I finally got to play with my metal clay.
I ordered ArtClay copper to play with before messing with PMC (Precious Metal Clay) as I didn’t want to make mistakes with silver (forget the gold, that’s way out of reach in today’s market)
One of the things that attracted me to that particular product is that unlike most copper or bronze clays which oxidize easily and need to be kiln fired in a container with activated charcoal, it can be torch fired.
I have a kiln I recently acquired on craigslist but I haven’t had time to test fire it yet. Also, it seems wasteful to fire up a kiln for one or two test pieces.
OK… and it’s fun to play with the torch.
The first thing I did was mold a couple of pieces that I wanted to cast in copper.

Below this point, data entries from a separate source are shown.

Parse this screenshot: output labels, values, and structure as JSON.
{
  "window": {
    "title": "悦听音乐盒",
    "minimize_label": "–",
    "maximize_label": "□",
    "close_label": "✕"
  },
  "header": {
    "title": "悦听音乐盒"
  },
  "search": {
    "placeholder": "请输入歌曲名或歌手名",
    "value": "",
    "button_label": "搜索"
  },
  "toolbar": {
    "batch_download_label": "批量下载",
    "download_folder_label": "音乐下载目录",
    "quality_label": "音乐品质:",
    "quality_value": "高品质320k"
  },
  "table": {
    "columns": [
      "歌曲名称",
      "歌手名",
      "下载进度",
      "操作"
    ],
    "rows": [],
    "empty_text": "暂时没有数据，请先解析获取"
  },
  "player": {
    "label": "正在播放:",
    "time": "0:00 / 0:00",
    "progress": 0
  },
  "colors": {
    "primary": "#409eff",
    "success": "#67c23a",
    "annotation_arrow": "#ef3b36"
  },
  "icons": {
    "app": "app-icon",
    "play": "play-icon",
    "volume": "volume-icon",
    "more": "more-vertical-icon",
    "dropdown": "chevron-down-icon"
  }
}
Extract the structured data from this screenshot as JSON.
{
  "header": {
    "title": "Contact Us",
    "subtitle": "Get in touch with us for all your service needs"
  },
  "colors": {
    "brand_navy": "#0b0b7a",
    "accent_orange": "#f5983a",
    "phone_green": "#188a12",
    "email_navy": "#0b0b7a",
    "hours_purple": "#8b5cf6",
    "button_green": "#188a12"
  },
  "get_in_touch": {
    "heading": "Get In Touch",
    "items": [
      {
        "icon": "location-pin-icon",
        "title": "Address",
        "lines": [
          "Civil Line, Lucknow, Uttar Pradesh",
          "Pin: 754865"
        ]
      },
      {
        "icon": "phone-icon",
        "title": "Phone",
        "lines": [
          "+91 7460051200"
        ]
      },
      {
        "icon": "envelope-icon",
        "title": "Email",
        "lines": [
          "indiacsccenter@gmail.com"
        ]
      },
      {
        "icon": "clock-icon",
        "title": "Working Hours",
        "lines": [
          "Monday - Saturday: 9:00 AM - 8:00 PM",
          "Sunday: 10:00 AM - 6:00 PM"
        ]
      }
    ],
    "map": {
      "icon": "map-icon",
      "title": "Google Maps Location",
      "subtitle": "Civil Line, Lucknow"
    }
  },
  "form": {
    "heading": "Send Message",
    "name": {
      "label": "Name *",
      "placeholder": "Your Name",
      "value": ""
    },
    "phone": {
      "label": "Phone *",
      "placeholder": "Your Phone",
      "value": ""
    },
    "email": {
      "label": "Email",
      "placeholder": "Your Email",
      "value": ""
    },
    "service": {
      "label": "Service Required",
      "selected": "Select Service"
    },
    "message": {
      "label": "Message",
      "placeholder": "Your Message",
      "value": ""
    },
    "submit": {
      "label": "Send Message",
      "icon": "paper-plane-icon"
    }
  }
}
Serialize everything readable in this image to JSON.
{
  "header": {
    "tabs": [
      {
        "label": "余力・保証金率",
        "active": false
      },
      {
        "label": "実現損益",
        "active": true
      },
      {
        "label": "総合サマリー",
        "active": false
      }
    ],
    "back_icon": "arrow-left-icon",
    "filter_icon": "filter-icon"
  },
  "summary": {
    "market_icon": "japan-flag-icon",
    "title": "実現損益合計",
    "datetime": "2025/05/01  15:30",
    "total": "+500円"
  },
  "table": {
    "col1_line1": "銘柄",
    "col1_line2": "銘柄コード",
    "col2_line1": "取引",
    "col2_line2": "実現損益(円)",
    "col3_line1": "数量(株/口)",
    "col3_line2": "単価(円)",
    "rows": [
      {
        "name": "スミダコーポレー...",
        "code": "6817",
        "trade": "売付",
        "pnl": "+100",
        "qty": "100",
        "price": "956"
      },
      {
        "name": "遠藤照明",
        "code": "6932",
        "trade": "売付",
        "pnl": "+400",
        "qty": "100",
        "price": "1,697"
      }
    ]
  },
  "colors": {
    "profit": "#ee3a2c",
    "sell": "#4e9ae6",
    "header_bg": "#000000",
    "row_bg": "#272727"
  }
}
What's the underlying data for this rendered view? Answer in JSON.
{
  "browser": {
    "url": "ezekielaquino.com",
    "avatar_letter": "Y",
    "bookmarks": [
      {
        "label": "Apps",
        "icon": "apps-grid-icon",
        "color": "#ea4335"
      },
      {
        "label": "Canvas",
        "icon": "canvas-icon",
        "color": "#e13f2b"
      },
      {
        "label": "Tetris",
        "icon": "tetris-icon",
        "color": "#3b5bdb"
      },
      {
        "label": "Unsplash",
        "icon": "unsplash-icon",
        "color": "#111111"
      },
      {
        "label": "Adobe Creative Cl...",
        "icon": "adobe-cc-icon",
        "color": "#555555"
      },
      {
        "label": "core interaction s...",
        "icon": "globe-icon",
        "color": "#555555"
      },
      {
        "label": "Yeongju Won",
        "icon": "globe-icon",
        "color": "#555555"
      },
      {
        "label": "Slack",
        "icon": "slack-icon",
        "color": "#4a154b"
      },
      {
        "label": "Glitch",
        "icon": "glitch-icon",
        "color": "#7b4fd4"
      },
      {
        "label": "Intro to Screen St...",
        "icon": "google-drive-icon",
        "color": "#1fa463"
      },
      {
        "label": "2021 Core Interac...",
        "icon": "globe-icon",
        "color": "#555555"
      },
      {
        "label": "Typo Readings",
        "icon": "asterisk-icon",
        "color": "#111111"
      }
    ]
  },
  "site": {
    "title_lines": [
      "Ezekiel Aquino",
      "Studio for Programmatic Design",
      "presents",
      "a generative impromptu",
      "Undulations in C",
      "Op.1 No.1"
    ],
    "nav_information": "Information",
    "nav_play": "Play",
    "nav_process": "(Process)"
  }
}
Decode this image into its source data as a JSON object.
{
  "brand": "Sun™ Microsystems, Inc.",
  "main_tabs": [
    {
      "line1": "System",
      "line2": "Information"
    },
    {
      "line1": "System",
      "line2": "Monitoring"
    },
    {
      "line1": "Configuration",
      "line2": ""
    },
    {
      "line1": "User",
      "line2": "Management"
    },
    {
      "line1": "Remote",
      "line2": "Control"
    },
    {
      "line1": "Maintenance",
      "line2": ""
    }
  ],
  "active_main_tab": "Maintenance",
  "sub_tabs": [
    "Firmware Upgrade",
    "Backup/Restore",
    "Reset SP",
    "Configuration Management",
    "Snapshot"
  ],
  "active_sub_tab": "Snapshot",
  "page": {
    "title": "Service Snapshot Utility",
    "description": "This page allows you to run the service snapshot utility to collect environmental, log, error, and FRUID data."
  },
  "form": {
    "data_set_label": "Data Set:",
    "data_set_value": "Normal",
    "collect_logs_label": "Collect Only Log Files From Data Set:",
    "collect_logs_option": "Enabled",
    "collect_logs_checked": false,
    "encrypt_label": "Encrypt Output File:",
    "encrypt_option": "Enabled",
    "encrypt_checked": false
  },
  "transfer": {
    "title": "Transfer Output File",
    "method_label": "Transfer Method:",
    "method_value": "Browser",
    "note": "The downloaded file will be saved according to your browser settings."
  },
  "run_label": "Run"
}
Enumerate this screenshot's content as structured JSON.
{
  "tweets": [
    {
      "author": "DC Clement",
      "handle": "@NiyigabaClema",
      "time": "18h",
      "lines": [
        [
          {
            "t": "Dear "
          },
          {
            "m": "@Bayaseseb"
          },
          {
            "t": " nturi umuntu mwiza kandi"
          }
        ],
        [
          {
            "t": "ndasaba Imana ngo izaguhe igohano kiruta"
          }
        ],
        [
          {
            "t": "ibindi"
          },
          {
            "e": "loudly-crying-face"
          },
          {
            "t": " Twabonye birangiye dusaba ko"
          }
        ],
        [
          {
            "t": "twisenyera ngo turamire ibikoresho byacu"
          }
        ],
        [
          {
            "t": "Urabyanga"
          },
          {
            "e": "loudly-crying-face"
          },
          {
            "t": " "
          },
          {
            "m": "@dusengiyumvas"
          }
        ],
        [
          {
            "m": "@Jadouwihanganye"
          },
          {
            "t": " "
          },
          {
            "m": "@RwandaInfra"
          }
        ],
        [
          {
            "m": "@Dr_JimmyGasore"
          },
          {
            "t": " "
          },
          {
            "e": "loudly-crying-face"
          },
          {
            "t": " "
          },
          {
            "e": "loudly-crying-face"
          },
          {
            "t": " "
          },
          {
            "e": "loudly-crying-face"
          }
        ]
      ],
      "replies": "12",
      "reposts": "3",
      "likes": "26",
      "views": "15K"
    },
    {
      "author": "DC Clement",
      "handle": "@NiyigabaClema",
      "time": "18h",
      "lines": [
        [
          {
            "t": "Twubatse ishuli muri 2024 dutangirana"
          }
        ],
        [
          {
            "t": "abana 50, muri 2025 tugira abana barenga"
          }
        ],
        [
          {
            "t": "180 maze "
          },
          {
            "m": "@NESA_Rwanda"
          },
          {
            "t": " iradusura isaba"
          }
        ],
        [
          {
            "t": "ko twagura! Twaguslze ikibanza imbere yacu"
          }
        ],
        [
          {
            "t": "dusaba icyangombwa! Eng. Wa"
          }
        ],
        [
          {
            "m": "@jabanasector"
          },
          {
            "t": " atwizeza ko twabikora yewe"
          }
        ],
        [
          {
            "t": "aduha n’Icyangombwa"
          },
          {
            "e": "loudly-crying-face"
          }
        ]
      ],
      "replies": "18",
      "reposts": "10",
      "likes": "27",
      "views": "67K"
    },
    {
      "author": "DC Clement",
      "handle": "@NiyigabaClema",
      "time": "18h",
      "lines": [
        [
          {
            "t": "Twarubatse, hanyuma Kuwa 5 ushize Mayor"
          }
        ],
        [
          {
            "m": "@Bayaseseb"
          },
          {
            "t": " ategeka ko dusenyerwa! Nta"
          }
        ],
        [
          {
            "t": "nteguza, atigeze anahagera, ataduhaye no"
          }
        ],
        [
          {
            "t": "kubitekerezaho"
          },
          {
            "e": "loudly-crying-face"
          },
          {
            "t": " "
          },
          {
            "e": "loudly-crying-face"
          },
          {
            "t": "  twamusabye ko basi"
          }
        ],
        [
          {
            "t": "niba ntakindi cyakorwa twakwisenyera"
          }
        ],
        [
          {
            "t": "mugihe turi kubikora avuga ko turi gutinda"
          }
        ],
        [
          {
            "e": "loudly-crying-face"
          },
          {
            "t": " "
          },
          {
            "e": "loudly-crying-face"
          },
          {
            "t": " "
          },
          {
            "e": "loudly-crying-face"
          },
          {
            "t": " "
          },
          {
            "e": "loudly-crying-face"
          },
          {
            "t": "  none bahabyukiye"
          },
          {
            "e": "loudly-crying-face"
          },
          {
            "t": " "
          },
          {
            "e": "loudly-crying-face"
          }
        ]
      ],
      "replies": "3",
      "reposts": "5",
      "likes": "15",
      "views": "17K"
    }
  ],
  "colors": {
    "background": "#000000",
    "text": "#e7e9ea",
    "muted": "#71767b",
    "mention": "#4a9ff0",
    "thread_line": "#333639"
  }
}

You can see the mold making process by clicking here
Unlike polymer clay, metal clay needs to be dried completely before being fired.
Here are the pieces after drying completely. You can allow it to dry naturally (usually at least 24 hours) with a hair dryer or in the oven at a temperature low enough so as not to melt the binder.
You can tell if it’s dry by setting the still warm clay on a glass or stainless steel surface. If moisture appears, the clay is still too wet to fire.
The super fun part it firing up the torch…
Butane is often recommended, but I use a propane torch as it burns hotter.
As the piece gets hotter it will start changing colors.
You want to get it to the red stage and hold it there for seven minutes. If the surface begins to blister or bubble it’s too hot and you need to back off on the torch.
As soon as you’re done firing (or even take the torch away for more than a second or two) it begins to oxidize, so you need to plunge it into a pickling solution and boil until the fire scale comes off and it looks like copper.
this made a huge, blue gooey mess in my stainless steel pan so I’ll be hitting thrift stores to find a “pickling pot” dedicated for just that use.
Next was trimming and burnishing the piece. Being lazy, I love using my dremel tool
After you dig all the scaly bits off, it’s time to polish.
One thing I did not have was a brass brush which I think would help a lot with the final detail work.
I’ve ordered that as long as a polishing kit for the dremel tool in order to finish this piece up.
Since I want to work with bronze clay, firing in the kiln (in a container of charcoal) is going to be a requirement.
As much fun as the torch is, it sure leaves a black, scaly mess on the metal which takes a lot of a work/hassle to get rid of. (of course, this won’t likely be an issue with the silver)
I learned a lot during my first experience with the metal clay, and am looking forward to experementing and playing with it more.